Ayer volví de casa de mis padres de comer y encontré abierta la puerta de entrada del edificio donde vivo. En mi piso siempre están de obras, por lo que a menudo se queda así para que los obreros entren y saquen material. Andaba distraído, sumido en mis pensamientos como de costumbre. Un señor entró al mismo tiempo que yo. Le saludé sin siquiera mirarle. El me contestó: «hoola» y el tono de su voz me puso los pelos de punta. Aquel hombre buscaba algo: el saludo un punto más enfático de lo normal, la sonrisa de vendedor de Biblias... A veces me cuesta reconocer a mis vecinos, pero estaba casi seguro de que no había visto a aquel hombre en mi vida. Entramos en el ascensor. Es el ascensor más estrecho que conozco, un pequeño armario, un cajón en el que en ningún caso caben más de tres personas. Le pregunté a qué piso iba.
—Al último, ¿y usted?
—Al ocho —dije y apreté el botón.
—¿El último?
—Sí, el octavo es el último piso.
Se cerraron las puertas y aquel hombre bigotudo se quedó mirándome fijamente y esbozó una amplia sonrisa llena de dientes de oro. Se sacó un papel plastificado del bolso y lo desplegó ante mis narices. En el papel había una foto de una niña con un texto debajo. Leí las primeras líneas, decía algo de que la niña padecía cáncer y necesitaba mi ayuda para no sé qué tratamiento. A la derecha del papel había una lista con los nombres de las personas que habían colaborado, su número de DNI, firma y la contribución económica que habían hecho: 15 €, 20€, 50€.... Menuda encerrona y aún me quedaban ocho interminables pisos de viaje. Tal vez en otras circunstancias hubiera colaborado con la causa. Pero no me gustaba verme forzado y además, este hombre sonreía demasiado para que su hija se estuviera muriendo de cáncer. Me quedé bloqueado, confundido y empecé a emitir sonidos inarticulados: «Aaaah...eeeeeeh...mmmmaaaaahhh...» Rebusqué tímidamente en los bolsillos y acabé soltándole un ridículo: «Vaya.... no tengo cambio.» El hombre se guardó el papel. Estaba claro que era extranjero, un gitano moldavo o algo así. Me preguntó si vivía con alguien. Yo le dije que no.
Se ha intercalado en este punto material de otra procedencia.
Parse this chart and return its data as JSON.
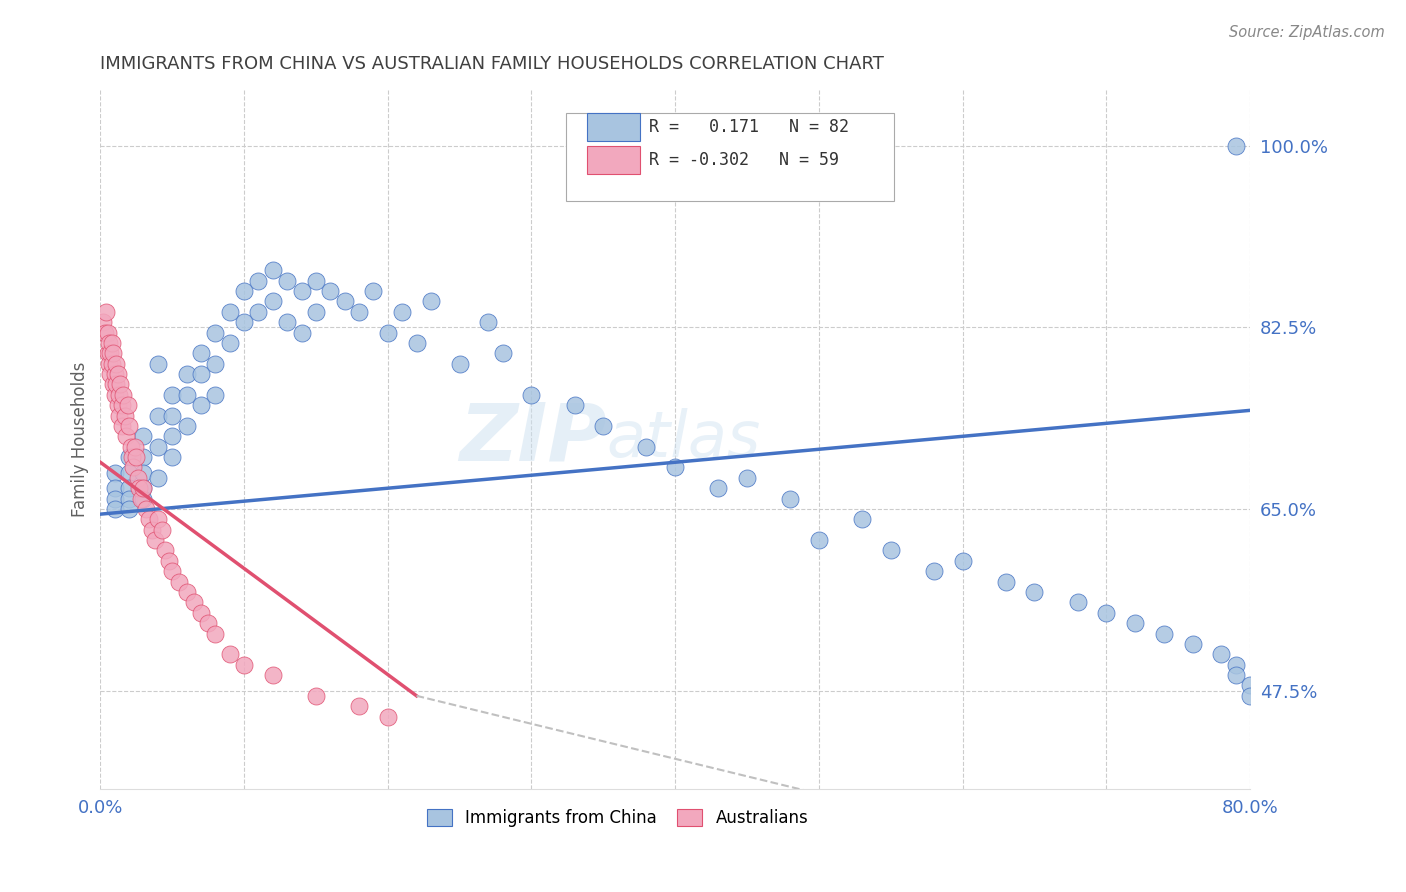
{
  "title": "IMMIGRANTS FROM CHINA VS AUSTRALIAN FAMILY HOUSEHOLDS CORRELATION CHART",
  "source": "Source: ZipAtlas.com",
  "ylabel": "Family Households",
  "legend_label1": "Immigrants from China",
  "legend_label2": "Australians",
  "watermark": "ZIPatlas",
  "color_china": "#a8c4e0",
  "color_australia": "#f2a8be",
  "color_china_line": "#4472c4",
  "color_australia_line": "#e05070",
  "color_trend_dashed": "#c0c0c0",
  "axis_label_color": "#4472c4",
  "china_scatter_x": [
    0.01,
    0.01,
    0.01,
    0.01,
    0.02,
    0.02,
    0.02,
    0.02,
    0.02,
    0.03,
    0.03,
    0.03,
    0.03,
    0.03,
    0.04,
    0.04,
    0.04,
    0.04,
    0.05,
    0.05,
    0.05,
    0.05,
    0.06,
    0.06,
    0.06,
    0.07,
    0.07,
    0.07,
    0.08,
    0.08,
    0.08,
    0.09,
    0.09,
    0.1,
    0.1,
    0.11,
    0.11,
    0.12,
    0.12,
    0.13,
    0.13,
    0.14,
    0.14,
    0.15,
    0.15,
    0.16,
    0.17,
    0.18,
    0.19,
    0.2,
    0.21,
    0.22,
    0.23,
    0.25,
    0.27,
    0.28,
    0.3,
    0.33,
    0.35,
    0.38,
    0.4,
    0.43,
    0.45,
    0.48,
    0.5,
    0.53,
    0.55,
    0.58,
    0.6,
    0.63,
    0.65,
    0.68,
    0.7,
    0.72,
    0.74,
    0.76,
    0.78,
    0.79,
    0.79,
    0.8,
    0.8,
    0.79
  ],
  "china_scatter_y": [
    0.685,
    0.67,
    0.66,
    0.65,
    0.7,
    0.685,
    0.67,
    0.66,
    0.65,
    0.72,
    0.7,
    0.685,
    0.67,
    0.66,
    0.79,
    0.74,
    0.71,
    0.68,
    0.76,
    0.74,
    0.72,
    0.7,
    0.78,
    0.76,
    0.73,
    0.8,
    0.78,
    0.75,
    0.82,
    0.79,
    0.76,
    0.84,
    0.81,
    0.86,
    0.83,
    0.87,
    0.84,
    0.88,
    0.85,
    0.87,
    0.83,
    0.86,
    0.82,
    0.87,
    0.84,
    0.86,
    0.85,
    0.84,
    0.86,
    0.82,
    0.84,
    0.81,
    0.85,
    0.79,
    0.83,
    0.8,
    0.76,
    0.75,
    0.73,
    0.71,
    0.69,
    0.67,
    0.68,
    0.66,
    0.62,
    0.64,
    0.61,
    0.59,
    0.6,
    0.58,
    0.57,
    0.56,
    0.55,
    0.54,
    0.53,
    0.52,
    0.51,
    0.5,
    0.49,
    0.48,
    0.47,
    1.0
  ],
  "australia_scatter_x": [
    0.002,
    0.003,
    0.004,
    0.005,
    0.005,
    0.006,
    0.006,
    0.007,
    0.007,
    0.008,
    0.008,
    0.009,
    0.009,
    0.01,
    0.01,
    0.011,
    0.011,
    0.012,
    0.012,
    0.013,
    0.013,
    0.014,
    0.015,
    0.015,
    0.016,
    0.017,
    0.018,
    0.019,
    0.02,
    0.021,
    0.022,
    0.023,
    0.024,
    0.025,
    0.026,
    0.027,
    0.028,
    0.03,
    0.032,
    0.034,
    0.036,
    0.038,
    0.04,
    0.043,
    0.045,
    0.048,
    0.05,
    0.055,
    0.06,
    0.065,
    0.07,
    0.075,
    0.08,
    0.09,
    0.1,
    0.12,
    0.15,
    0.18,
    0.2
  ],
  "australia_scatter_y": [
    0.83,
    0.82,
    0.84,
    0.8,
    0.82,
    0.81,
    0.79,
    0.8,
    0.78,
    0.81,
    0.79,
    0.77,
    0.8,
    0.78,
    0.76,
    0.79,
    0.77,
    0.75,
    0.78,
    0.76,
    0.74,
    0.77,
    0.75,
    0.73,
    0.76,
    0.74,
    0.72,
    0.75,
    0.73,
    0.71,
    0.7,
    0.69,
    0.71,
    0.7,
    0.68,
    0.67,
    0.66,
    0.67,
    0.65,
    0.64,
    0.63,
    0.62,
    0.64,
    0.63,
    0.61,
    0.6,
    0.59,
    0.58,
    0.57,
    0.56,
    0.55,
    0.54,
    0.53,
    0.51,
    0.5,
    0.49,
    0.47,
    0.46,
    0.45
  ],
  "xmin": 0.0,
  "xmax": 0.8,
  "ymin": 0.38,
  "ymax": 1.055,
  "ytick_values": [
    0.475,
    0.65,
    0.825,
    1.0
  ],
  "ytick_labels": [
    "47.5%",
    "65.0%",
    "82.5%",
    "100.0%"
  ],
  "china_line_x": [
    0.0,
    0.8
  ],
  "china_line_y": [
    0.645,
    0.745
  ],
  "australia_line_x": [
    0.0,
    0.22
  ],
  "australia_line_y": [
    0.695,
    0.47
  ],
  "dashed_line_x": [
    0.22,
    0.65
  ],
  "dashed_line_y": [
    0.47,
    0.325
  ]
}
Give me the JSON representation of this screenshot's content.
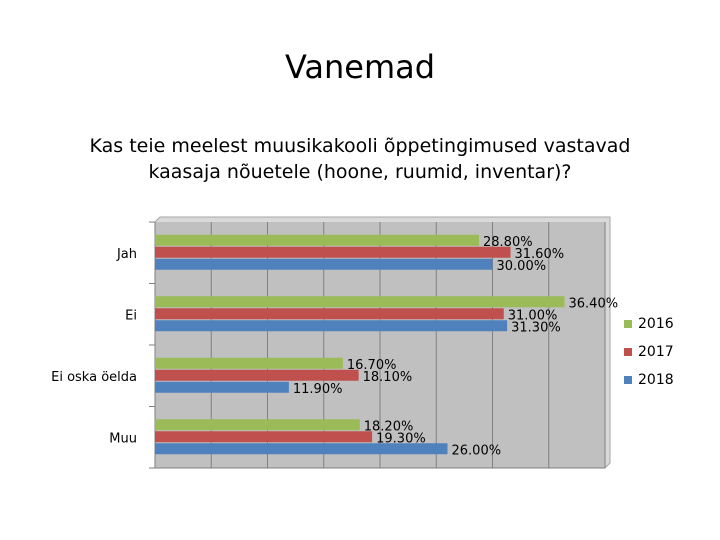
{
  "slide": {
    "title": "Vanemad"
  },
  "chart_data": {
    "type": "bar",
    "orientation": "horizontal",
    "title_lines": [
      "Kas teie meelest muusikakooli õppetingimused vastavad",
      "kaasaja nõuetele (hoone, ruumid, inventar)?"
    ],
    "categories": [
      "Jah",
      "Ei",
      "Ei oska öelda",
      "Muu"
    ],
    "series": [
      {
        "name": "2016",
        "color": "#9BBB59",
        "values": [
          28.8,
          36.4,
          16.7,
          18.2
        ],
        "labels": [
          "28.80%",
          "36.40%",
          "16.70%",
          "18.20%"
        ]
      },
      {
        "name": "2017",
        "color": "#C0504D",
        "values": [
          31.6,
          31.0,
          18.1,
          19.3
        ],
        "labels": [
          "31.60%",
          "31.00%",
          "18.10%",
          "19.30%"
        ]
      },
      {
        "name": "2018",
        "color": "#4F81BD",
        "values": [
          30.0,
          31.3,
          11.9,
          26.0
        ],
        "labels": [
          "30.00%",
          "31.30%",
          "11.90%",
          "26.00%"
        ]
      }
    ],
    "xlim": [
      0,
      40
    ],
    "grid": true,
    "legend_position": "right",
    "legend_order": [
      "2016",
      "2017",
      "2018"
    ],
    "colors": {
      "plot_background": "#C0C0C0",
      "gridline": "#808080"
    }
  }
}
—¿Sólo? —dijo el tipo con tono de lástima — ¿No está casado?
—No.
—¿Cuántos años tiene?
—Treinta y uno —le dije.
Y entonces aquel hombre puso cara de pena y me rodeó con sus brazos mientras decía, «¡Oooooh, treinta y uno!», como si me diera el pésame por haber perdido a un familiar. Mientras el tipo me abrazaba, a mí sólo se me ocurrió decir: «Pero guay, ¿eh? No estoy casado, pero guay». Al fin, el ascensor llegó al último piso. Cuando salimos volvió a sacarse el papel del bolso, pero yo miré hacia otro lado y le dije que lo sentía pero no. El tipo seguía pegado a mi espalda, mientras intentaba abrir la puerta de mi casa y la llave se negaba a meterse en la cerradura. Cuando cerré la puerta tras de mí, le oí llamando al vecino.